There is no need to climb mountains or swim oceans to get decent photos of birds, your back garden will do just fine. Even sparrows can look amazing in good light, and they’re excellent for practice, for getting to know birds and your gear, and how to take decent photos. The back garden is the perfect place to learn bird photography.
One of the benefits of having bird feeders in your back garden is that the birds get used to you and allow you to photograph them at close range. This can give you good practice, not just with technical skills, but with composition. Birds are so flighty for the most part, that often it’s a case of point and shoot and hope for the best. Spending time in the back garden therefore, gives you plenty of practice with birds so that when you do have to point and shoot your chances of getting a good shot are greatly improved. It can also improve your eye. The more you practice, the more composition becomes second nature. These two sparrow fledglings were cuddled up together waiting for mum and dad to come back with some scoff, and I had time to compose the shot and move to a position where I could get the leaves trailing into the image. Without those leaves, this photo wouldn’t work.

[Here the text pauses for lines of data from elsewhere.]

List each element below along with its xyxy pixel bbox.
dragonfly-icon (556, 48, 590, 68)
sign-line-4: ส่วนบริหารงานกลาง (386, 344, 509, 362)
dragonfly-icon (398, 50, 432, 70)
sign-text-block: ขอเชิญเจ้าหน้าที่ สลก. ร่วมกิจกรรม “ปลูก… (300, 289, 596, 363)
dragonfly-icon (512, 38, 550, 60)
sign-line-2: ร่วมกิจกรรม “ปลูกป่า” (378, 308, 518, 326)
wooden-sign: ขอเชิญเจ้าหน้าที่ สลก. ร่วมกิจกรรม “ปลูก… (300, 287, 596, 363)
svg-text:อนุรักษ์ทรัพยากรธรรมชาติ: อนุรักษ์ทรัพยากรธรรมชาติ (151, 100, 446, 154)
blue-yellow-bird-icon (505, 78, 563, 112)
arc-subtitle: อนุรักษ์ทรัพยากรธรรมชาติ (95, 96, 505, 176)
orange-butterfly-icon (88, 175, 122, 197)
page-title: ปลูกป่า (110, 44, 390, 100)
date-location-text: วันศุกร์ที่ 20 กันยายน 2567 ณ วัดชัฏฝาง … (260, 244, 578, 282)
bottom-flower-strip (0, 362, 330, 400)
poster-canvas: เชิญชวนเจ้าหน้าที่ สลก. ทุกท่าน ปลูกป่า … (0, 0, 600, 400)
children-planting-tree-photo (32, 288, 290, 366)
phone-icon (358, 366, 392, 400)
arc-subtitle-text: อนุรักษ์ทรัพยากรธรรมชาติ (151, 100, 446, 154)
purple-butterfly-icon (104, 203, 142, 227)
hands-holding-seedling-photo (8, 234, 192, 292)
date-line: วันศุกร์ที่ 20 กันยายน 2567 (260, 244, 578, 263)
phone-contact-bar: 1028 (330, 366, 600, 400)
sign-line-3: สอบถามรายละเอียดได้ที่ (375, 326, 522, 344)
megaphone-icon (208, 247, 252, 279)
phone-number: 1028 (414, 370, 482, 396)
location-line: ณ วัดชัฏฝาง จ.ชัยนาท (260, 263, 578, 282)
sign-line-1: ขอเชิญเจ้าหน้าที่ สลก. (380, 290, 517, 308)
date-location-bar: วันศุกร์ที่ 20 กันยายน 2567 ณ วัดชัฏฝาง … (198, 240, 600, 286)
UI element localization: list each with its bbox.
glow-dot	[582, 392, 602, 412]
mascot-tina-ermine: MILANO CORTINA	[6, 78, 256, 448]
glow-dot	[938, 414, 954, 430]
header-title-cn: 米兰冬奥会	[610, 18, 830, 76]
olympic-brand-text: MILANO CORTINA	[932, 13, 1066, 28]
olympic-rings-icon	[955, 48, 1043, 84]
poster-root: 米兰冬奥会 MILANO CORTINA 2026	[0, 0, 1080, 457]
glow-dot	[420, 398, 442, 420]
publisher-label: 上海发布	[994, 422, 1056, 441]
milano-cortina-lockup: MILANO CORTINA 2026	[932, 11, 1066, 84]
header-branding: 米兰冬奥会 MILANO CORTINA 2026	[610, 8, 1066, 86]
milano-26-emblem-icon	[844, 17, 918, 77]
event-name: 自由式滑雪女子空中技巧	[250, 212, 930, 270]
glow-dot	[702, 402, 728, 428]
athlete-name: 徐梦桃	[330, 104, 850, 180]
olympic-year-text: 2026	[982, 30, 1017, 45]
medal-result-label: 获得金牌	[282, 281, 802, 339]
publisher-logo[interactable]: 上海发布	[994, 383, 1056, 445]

Taking a photo of birds in the birdbath while sitting at their eye level just a few yards away can produce decent photos. I took around a dozen before I nabbed this one of a male watching a female having a bath. I took a few with just a single bird in the water, but the male standing there gives this image a story.
This little sparrow was chirping away and singing his heart out, but it took a couple of dozen shots to get him with his beak open. The more you practice, the better you become at anticipating shots like this and catching the moment.
I like this one, not so much because of the detail, which is awesome, but because the bird wasn’t pensively watching me, ready to fly off, it was acting naturally as if I wasn’t there.
The more time you spend with sparrows, the more you realise they have sophisticated social behaviours. They are a close knit community and make exceptionally good subjects on which to practice your bird photography skills. Spending time with them can be meaningful and rewarding, and not just with a camera but in being a part of their lives.